Does the rounding unit of a floating point system depend only on the mantissa?

754 Views Asked by At

The rounding unit (or machine epsilon) of a binary floating point system is usually represented as $\frac{2^{-(p - 1)}}{2}$ or simply $2^{-(p - 1)}$, according to this Wikepedia's article (if I'm not wrong): not sure yet why it has two values...

So it seems that it only depends on the number of bits in the mantissa, but I can't really visualize (and therefore fully understand) why is that.

Could you please try to explain me why the exponent has nothing to do with the rounding unit?

(Maybe I should go to sleep...)

2

There are 2 best solutions below

1
On

Because the machine epsilon is the smallest quantity you can add to $1$ and get a result that differs from $1$. So in a sense the definition does not say the exponent has nothing to do with it, instead it says the exponent is the special number $0$.

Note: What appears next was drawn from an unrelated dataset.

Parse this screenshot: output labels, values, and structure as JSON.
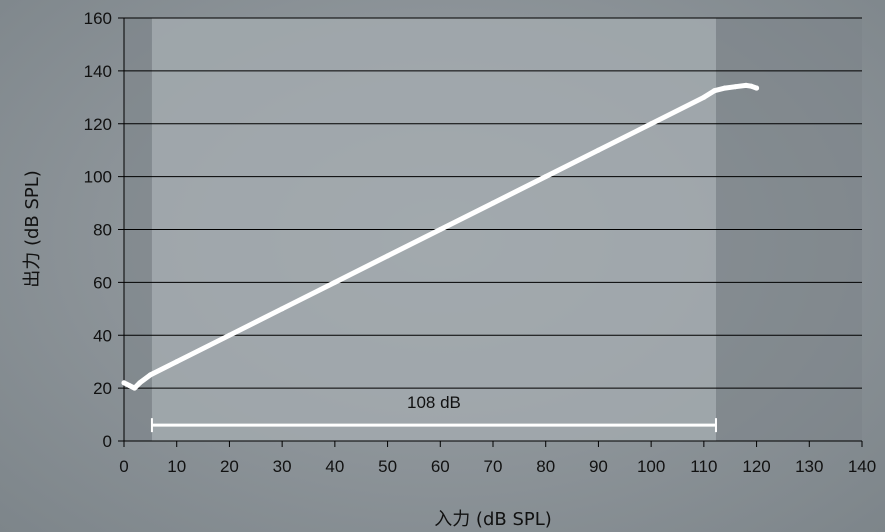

BTW other definitions of the machine epsilon use the smallest quantity you can subtract from $1$ and get a result that differs from $1$. The definitions differ by a factor of $2$.

0
On

Because the machine epsilon is defined in terms of "relative error", the relative error is such that the exponent value doesn't affect the error.

Let $x$ be a real number while let $y = RN(x)$ (assume $t$ mantissa digits), assuming rounding instead of truncation you can easily prove that

$$ \epsilon_{abs} = |x - y| \leq 2^{e_x - t - 1}$ $$

($e_x$ is the exponent of the number $x$). If we compute the relative error instead we have

$$ \epsilon_{rel} = \frac{|x - y|}{|x|} \leq \frac{2^{e_x - t - 1}}{|x|} \leq \frac{2^{e_x - t - 1}}{2^{e_x}} = 2^{-t-1} $$

The quantity $2^{-t-1}$ is what we define machine epsilon. If instead of "rounding" you assume "truncation" you would get $2^{-t}$ as bound.